Tabooo.id – Pagi itu, Aris Sanda masih menjalankan pekerjaan seperti biasa.
Ia membawa penumpang dan logistik dari Wamena menuju kawasan pedalaman. Jalur itu bukan sekadar jalan bagi Aris. Selama bertahun-tahun, rute tersebut menjadi bagian dari pekerjaannya sekaligus penghubung bagi warga.
Namun, perjalanan pada Selasa, 15 September 2026, berubah menjadi tragedi.
Kelompok bersenjata menghentikan rombongan kendaraan yang melintas di jalur Wamena-Mbua. Mereka memeriksa pengemudi dan penumpang. Setelah itu, kelompok tersebut menyuruh para penumpang kembali ke Wamena.
Aris tidak ikut kembali.
Kelompok bersenjata membawa sopir asal Toraja itu menuju kawasan Danau Habema. Sehari kemudian, personel Koops TNI Habema menemukan kendaraan Aris dalam kondisi terbakar. Mereka juga menemukan jenazah Aris di dalam kendaraan tersebut.
Kematian itu membuat satu pertanyaan muncul mengapa seorang sopir harus terseret begitu jauh ke dalam konflik bersenjata?
Ketika Sopir Berubah Menjadi Pesan Politik
Sebelum kabar kematiannya muncul, sebuah video Aris beredar.
Dalam rekaman tersebut, Aris terlihat mengenakan jaket hitam dan celana pendek. Kelompok bersenjata tampak mengelilinginya. Aris juga memegang bendera Bintang Kejora.
Dalam video itu, Aris menyampaikan pernyataan terkait Papua. Sejumlah laporan menyebut kelompok tersebut memaksanya menyatakan dukungan terhadap Papua merdeka.
Di sinilah publik perlu berhenti sejenak.
Pernyataan seseorang dalam situasi penyanderaan tidak bisa langsung dianggap sebagai pilihan politik pribadi. Apalagi, rekaman tersebut memperlihatkan keberadaan kelompok bersenjata di sekitar Aris.
Dengan kata lain, video itu memang memuat pesan politik. Namun, konteks pembuatannya juga penting.
Aris tidak sedang berdiri di atas panggung kampanye. Ia juga tidak sedang memberikan pidato kepada pendukungnya.
Ia berada dalam situasi yang menunjukkan adanya ancaman.
Karena itu, membaca rekaman tersebut hanya dari kalimat yang Aris ucapkan akan menghilangkan bagian paling penting dari cerita: siapa yang memegang kendali atas situasi itu?
Dari Sopir Menjadi Korban Konflik
Koops TNI Habema menyebut kelompok bersenjata OPM Kodap III Ndugama sebagai pihak yang melakukan kekerasan terhadap Aris.

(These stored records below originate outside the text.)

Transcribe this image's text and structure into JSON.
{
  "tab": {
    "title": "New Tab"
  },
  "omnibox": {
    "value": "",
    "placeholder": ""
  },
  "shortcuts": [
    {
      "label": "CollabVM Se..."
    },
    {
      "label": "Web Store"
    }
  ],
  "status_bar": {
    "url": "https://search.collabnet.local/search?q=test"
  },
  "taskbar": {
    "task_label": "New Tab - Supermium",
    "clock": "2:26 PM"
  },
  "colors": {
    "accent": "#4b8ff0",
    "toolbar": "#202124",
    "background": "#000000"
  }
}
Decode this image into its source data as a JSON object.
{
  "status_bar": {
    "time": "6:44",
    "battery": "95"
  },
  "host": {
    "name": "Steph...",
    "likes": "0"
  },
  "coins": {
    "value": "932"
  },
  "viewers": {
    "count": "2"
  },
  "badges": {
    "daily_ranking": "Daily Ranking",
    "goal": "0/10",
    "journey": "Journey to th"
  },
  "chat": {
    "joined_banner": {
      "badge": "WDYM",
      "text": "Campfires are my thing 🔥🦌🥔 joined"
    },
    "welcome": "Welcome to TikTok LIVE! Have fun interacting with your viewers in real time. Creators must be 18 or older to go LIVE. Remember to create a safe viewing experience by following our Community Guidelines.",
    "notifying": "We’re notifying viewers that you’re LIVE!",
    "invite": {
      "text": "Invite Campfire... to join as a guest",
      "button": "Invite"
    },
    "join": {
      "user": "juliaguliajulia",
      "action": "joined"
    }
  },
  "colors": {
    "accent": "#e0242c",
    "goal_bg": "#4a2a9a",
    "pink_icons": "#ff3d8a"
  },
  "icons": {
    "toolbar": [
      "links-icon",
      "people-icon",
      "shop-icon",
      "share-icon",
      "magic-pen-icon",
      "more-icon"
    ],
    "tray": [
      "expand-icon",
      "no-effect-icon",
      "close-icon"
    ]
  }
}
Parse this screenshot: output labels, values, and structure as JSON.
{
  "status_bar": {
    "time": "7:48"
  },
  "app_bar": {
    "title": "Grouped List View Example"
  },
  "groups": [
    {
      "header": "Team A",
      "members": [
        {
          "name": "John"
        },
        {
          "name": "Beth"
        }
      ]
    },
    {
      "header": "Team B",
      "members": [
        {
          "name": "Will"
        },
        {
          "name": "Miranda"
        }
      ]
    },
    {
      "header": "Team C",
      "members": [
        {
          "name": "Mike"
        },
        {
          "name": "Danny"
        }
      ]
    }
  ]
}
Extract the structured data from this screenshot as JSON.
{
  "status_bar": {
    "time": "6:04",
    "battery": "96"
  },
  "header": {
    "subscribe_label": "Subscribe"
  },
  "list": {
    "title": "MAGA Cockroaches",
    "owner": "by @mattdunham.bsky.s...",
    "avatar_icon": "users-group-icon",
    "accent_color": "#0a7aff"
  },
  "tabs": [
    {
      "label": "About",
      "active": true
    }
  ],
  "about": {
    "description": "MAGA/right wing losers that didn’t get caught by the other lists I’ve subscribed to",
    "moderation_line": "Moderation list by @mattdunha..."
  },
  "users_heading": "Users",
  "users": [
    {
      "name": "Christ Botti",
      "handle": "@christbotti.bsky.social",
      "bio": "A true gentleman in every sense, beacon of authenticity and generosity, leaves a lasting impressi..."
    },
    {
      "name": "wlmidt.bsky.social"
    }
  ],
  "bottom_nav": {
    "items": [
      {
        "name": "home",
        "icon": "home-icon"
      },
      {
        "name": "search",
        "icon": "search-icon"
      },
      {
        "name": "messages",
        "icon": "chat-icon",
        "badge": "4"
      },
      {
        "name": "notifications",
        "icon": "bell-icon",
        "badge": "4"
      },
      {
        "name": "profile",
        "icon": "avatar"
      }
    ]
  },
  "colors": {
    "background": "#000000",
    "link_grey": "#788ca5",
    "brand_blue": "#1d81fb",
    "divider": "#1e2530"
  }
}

Keterangan tersebut datang dari Kepala Penerangan Koops TNI Habema Letkol Inf. Wirya Arthadiguna. Ia menyebut Aris membawa penumpang melalui jalur Wamena menuju Mbua pada Selasa pagi.
Sementara itu, laporan lain menyebut TPNPB Kodap III Ndugama Darakma mengklaim bertanggung jawab atas penembakan tersebut.
Artinya, identifikasi pelaku dalam pemberitaan tetap perlu ditempatkan berdasarkan sumbernya.
Namun, satu fakta tidak berubah.
Aris berangkat bekerja.
Ia tidak membawa pasukan. Ia tidak membawa senjata. Ia membawa penumpang dan logistik.
Menurut Koops TNI Habema, Aris selama ini melayani angkutan masyarakat pada jalur Wamena menuju Mbua. Pekerjaan itu membuatnya menjadi bagian dari aktivitas sehari-hari masyarakat pedalaman.
Lalu, dalam satu perjalanan, pekerjaan sipil itu berubah menjadi risiko hidup.
Jalan yang Seharusnya Menghubungkan, Justru Menjadi Garis Konflik
Di sinilah tragedi Aris memiliki makna yang lebih besar.
Jalan Wamena-Mbua seharusnya menghubungkan manusia dengan kebutuhan mereka. Sopir membawa barang. Warga berpindah tempat. Pedagang mencari penghasilan. Keluarga bepergian.
Tetapi konflik bersenjata mengubah fungsi jalan.
Rute transportasi bisa berubah menjadi ruang pemeriksaan. Mobil sipil bisa berubah menjadi sasaran. Pengemudi bisa berubah menjadi sandera.
Masalahnya bukan hanya satu kendaraan yang terbakar.
Masalahnya adalah ketika warga sipil tidak lagi bisa memisahkan perjalanan mencari nafkah dari risiko konflik.
Hari ini Aris.
Besok, siapa yang harus berhenti bekerja karena takut melewati jalan yang sama?
Pertanyaan itu penting karena konflik tidak hanya menghitung korban dalam angka. Konflik juga mengubah cara masyarakat menjalani kehidupan sehari-hari.
Sopir menjadi takut mengemudi. Pedagang mempertimbangkan ulang perjalanan. Warga menghitung risiko sebelum keluar rumah.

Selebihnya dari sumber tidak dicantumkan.